I read the whole thing. Essentially, his problem with white nationalism is that it's just not an effective political tool for, specifically, protecting the huddled white masses against the "swarthy", violent, unstable, and ravenous hordes which seek to destroy them. His problem with white nationalism, in other words, is that it's not enough like Nazism. Because the Nazis, they got things done.
posted by jokeefe at 11:18 PM on January 23, 2008


"To grasp, to seize -- to apprehend, as we say -- reality from out of the deep dark cave of the mind!" -- lionel trilling on isaac babel's treatment of reason & violence :P
i guess the overtly subtle (obtuse ;) 'point' of the post is that the genetic foundations of 'difference' (if not race, if that is now much too loaded a term) is regaining some influence given the technology and declining costs of mapping wide swathes of the genome (and the ability to place your own on that continuum, à la venter)... how much an influence i think should be open to debate; gellner thought it could be effectively and safely ignored, but i think that that is proving "difficult."

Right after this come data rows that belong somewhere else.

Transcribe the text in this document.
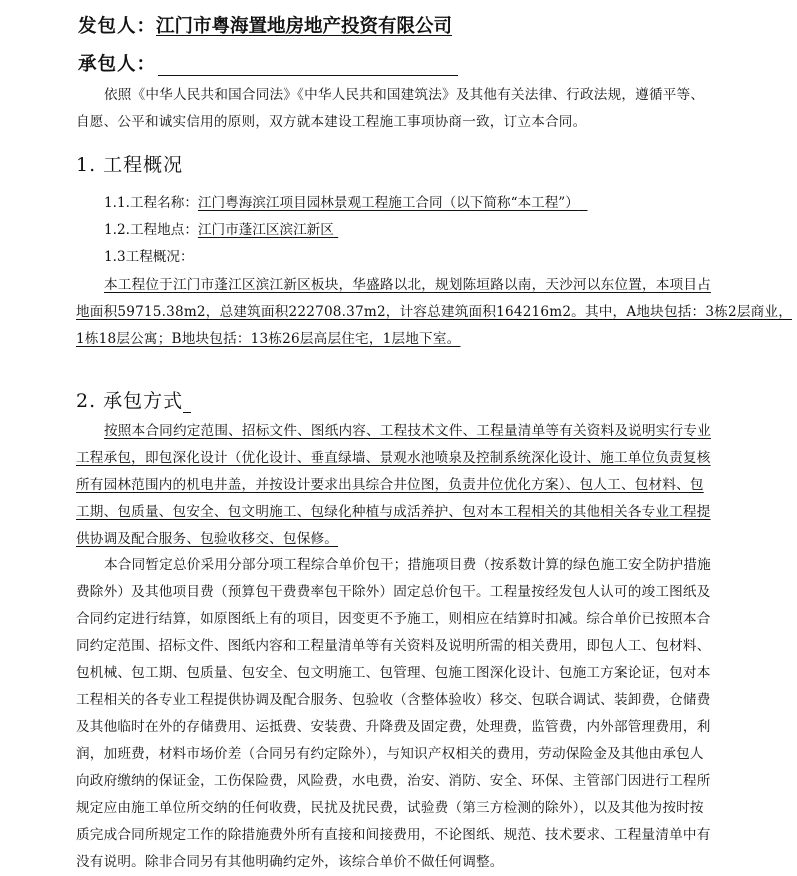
发包人：江门市粤海置地房地产投资有限公司
承包人：
依照《中华人民共和国合同法》《中华人民共和国建筑法》及其他有关法律、行政法规，遵循平等、
自愿、公平和诚实信用的原则，双方就本建设工程施工事项协商一致，订立本合同。
1. 工程概况
1.1.工程名称：江门粤海滨江项目园林景观工程施工合同（以下简称“本工程”）
1.2.工程地点：江门市蓬江区滨江新区
1.3工程概况：
本工程位于江门市蓬江区滨江新区板块，华盛路以北，规划陈垣路以南，天沙河以东位置，本项目占
地面积59715.38m2，总建筑面积222708.37m2，计容总建筑面积164216m2。其中，A地块包括：3栋2层商业，
1栋18层公寓；B地块包括：13栋26层高层住宅，1层地下室。
2. 承包方式
按照本合同约定范围、招标文件、图纸内容、工程技术文件、工程量清单等有关资料及说明实行专业
工程承包，即包深化设计（优化设计、垂直绿墙、景观水池喷泉及控制系统深化设计、施工单位负责复核
所有园林范围内的机电井盖，并按设计要求出具综合井位图，负责井位优化方案）、包人工、包材料、包
工期、包质量、包安全、包文明施工、包绿化种植与成活养护、包对本工程相关的其他相关各专业工程提
供协调及配合服务、包验收移交、包保修。
本合同暂定总价采用分部分项工程综合单价包干；措施项目费（按系数计算的绿色施工安全防护措施
费除外）及其他项目费（预算包干费费率包干除外）固定总价包干。工程量按经发包人认可的竣工图纸及
合同约定进行结算，如原图纸上有的项目，因变更不予施工，则相应在结算时扣减。综合单价已按照本合
同约定范围、招标文件、图纸内容和工程量清单等有关资料及说明所需的相关费用，即包人工、包材料、
包机械、包工期、包质量、包安全、包文明施工、包管理、包施工图深化设计、包施工方案论证，包对本
工程相关的各专业工程提供协调及配合服务、包验收（含整体验收）移交、包联合调试、装卸费，仓储费
及其他临时在外的存储费用、运抵费、安装费、升降费及固定费，处理费，监管费，内外部管理费用，利
润，加班费，材料市场价差（合同另有约定除外），与知识产权相关的费用，劳动保险金及其他由承包人
向政府缴纳的保证金，工伤保险费，风险费，水电费，治安、消防、安全、环保、主管部门因进行工程所
规定应由施工单位所交纳的任何收费，民扰及扰民费，试验费（第三方检测的除外），以及其他为按时按
质完成合同所规定工作的除措施费外所有直接和间接费用，不论图纸、规范、技术要求、工程量清单中有
没有说明。除非合同另有其他明确约定外，该综合单价不做任何调整。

i'm in full agreement that gene expression is (still) secondary to cultural/phenotypic expression, but in my opinion it is not negligible and as gene expression becomes more malleable as a _choice_ the social construction of 'humanity' -- or whatever you want to call it -- will swing open to (re)interpretation. in short, i think the debate parallels that of performance enhancement or say cosmetic pharmacology... nothing that hasn't already also been covered endlessly in science fiction and comics; i just think it's neat that it's popping up more in RL.

like gattaca is certainly a cautionary tale, as is prior experience in eugenics, but then short of a self-imposed ban (impotently administered by some bioethics panel?) on the one hand and blindly barreling along and making it up as we go (is there any other way?) on the other, i wonder what productive, coercive and cognitive possibilities open up when genetic description and manipulation become more prevalent... more broadly, i guess i just find the contours of human evolution and the history of thinking pretty fascinating.

cheers!
posted by kliuless at 11:18 PM on January 23, 2008


And I wouldn't advise taking the time to refute his screed point by point. The very prospect hurts my brain. It is to logic and reason what "My Humps" is to music.
posted by jokeefe at 11:19 PM on January 23, 2008 [4 favorites]


^^^ Still in answer to Abiezer.
posted by jokeefe at 11:20 PM on January 23, 2008


kluiless, I really have to question the point of linking to that blog, which is overtly racist, no matter how much the author tries to insist that he's just a rational, balanced thinker dealing with an objective problem... the problem being black people.
posted by jokeefe at 11:22 PM on January 23, 2008


"It is conceivable that some genetic constitutions have a greater predisposition to some social forms than others."

Mhhhh.....it's also conceivable that blondes are genetically sluttier then redheads , which would explain why there are more blondes then redheads !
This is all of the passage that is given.